We hope the festival helped shift how we all value the built environment. We asked people to question why demolition instead of reuse? We invited them to look at one street, O’Connell Street in detail, accepting the social challenges there but also realising it is a street comparable to any great capital city around the world. We invited people to get involved and engaged, to have their say, as we want to build a more active culture of participation and discussion. Our open-access model, free and bookable where needed, and the IAF House programme aims to carry that momentum beyond the festival nine days, keeping architecture in mainstream cultural conversation.

SCALA installation at IAF House, Dublin, and SCALA workshop with artist Asbestos for Open House Junior.

Irish cities are, in some ways, very different places to what they were 20 years ago. How has Open House Dublin changed to reflect this? 
Twenty years on, the festival reflects a more diverse, more dense and more contested Dublin. We’ve expanded from behind-the-door building tours to also realising people want to know how buildings happen and how decisions are made. Open Studios and our Open Table programmes are two examples of how we put people in contact with professionals, to give space and time to be curious and to ask questions. As an international city, we have also expanded our international programme at Open House, inviting speakers year on year. No Irish city exists without reference to the world now. 

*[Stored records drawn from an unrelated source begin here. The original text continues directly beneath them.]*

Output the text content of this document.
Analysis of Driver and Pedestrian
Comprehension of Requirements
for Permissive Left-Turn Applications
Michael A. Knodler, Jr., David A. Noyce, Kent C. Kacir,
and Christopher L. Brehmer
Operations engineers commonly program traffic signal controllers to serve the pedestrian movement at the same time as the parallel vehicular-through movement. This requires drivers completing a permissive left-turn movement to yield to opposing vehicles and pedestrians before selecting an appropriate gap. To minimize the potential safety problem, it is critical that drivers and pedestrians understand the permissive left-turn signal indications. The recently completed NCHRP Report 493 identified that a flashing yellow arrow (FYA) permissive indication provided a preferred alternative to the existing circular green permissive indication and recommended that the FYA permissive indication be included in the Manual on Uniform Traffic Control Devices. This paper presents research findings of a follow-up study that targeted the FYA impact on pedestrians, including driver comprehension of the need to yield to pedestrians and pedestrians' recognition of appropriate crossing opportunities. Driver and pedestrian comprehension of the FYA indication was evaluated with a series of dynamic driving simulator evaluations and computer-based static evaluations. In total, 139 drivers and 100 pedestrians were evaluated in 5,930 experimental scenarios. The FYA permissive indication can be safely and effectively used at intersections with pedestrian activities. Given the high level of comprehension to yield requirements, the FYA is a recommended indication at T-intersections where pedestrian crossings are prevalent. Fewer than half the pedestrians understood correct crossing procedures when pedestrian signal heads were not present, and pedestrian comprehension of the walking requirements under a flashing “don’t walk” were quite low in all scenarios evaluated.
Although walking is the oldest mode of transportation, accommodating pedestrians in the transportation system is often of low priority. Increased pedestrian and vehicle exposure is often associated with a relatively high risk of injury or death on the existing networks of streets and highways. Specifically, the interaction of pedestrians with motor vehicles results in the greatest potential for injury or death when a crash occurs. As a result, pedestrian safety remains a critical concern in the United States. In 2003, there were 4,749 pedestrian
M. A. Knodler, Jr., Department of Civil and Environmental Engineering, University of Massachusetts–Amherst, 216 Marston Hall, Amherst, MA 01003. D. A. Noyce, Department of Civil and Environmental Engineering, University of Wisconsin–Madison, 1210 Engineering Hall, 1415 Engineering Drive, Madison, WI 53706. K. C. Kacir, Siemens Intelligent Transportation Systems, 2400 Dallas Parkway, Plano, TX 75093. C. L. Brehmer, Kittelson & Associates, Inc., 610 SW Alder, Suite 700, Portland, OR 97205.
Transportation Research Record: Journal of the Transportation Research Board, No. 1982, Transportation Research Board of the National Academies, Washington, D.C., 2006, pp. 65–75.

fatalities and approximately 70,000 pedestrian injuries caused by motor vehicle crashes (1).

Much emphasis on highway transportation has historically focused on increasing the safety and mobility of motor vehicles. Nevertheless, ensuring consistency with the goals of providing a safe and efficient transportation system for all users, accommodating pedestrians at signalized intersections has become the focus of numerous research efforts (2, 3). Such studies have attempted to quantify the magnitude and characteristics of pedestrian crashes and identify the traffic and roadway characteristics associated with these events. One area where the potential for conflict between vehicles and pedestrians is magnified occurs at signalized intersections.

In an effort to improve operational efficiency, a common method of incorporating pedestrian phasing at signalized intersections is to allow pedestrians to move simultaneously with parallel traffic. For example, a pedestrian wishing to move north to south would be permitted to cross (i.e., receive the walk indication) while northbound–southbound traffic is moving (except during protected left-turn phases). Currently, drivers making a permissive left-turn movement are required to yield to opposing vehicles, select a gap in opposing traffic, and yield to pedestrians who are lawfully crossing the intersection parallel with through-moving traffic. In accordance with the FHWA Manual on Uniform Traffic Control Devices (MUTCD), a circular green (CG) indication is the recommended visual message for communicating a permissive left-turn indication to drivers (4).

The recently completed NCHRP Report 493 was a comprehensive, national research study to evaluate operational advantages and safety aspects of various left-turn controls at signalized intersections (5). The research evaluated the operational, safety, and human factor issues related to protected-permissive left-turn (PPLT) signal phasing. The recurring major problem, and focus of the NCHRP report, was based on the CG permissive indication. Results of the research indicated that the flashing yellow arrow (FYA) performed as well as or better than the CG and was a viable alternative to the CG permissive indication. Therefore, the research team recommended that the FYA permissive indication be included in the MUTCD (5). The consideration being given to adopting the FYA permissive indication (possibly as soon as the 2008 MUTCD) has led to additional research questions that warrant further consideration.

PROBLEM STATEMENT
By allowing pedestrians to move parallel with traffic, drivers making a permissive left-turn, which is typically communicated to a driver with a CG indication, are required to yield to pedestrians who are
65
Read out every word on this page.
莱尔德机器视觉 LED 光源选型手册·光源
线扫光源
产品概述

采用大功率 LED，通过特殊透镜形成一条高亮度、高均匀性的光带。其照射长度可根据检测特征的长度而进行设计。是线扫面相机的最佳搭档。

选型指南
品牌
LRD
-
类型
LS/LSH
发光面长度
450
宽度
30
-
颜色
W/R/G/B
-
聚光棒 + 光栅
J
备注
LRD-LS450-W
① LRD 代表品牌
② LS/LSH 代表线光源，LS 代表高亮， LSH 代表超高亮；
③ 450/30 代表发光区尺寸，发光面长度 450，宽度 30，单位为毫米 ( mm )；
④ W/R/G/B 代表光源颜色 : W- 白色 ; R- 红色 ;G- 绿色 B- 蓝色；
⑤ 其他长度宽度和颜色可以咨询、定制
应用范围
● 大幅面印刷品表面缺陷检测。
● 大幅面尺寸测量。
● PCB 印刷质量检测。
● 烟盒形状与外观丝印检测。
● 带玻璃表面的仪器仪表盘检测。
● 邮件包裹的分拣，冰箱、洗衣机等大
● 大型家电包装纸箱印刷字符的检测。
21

We also now run a festival hub at IAF House with exhibitions and talks before and after the festival and we collaborate across the Open House Europe network to share ideas and raise ambition. 

Following festival week, what’s still on that you would recommend seeing?
IAF House remains open through 30 November with three exhibitions that extend the Future Heritage conversation:

To Not Design Is To Cost The Earth – This exhibition of drawings and photographs champions the value of architecture and design through the work of many public and private sector architects working today in Ireland and elsewhere.

HouseEurope! – IAF is proud to partner with Islander Architects to present the work of HouseEurope!, an award-winning activist organisation campaigning to change European law to prevent unnecessary demolition of existing buildings.

Mise Le Meas – Curated by Dawna Collective, this exhibition presents work by young people who have left Dublin behind to find work or another life. Looking at their lives through architecture, they ask what factors drive young people away and what about Dublin still haunts them?

Left: Detail of HouseEurope! exhibition at IAF House, Dublin.
Right: Main Street Matters conversation with Dublin’s architects.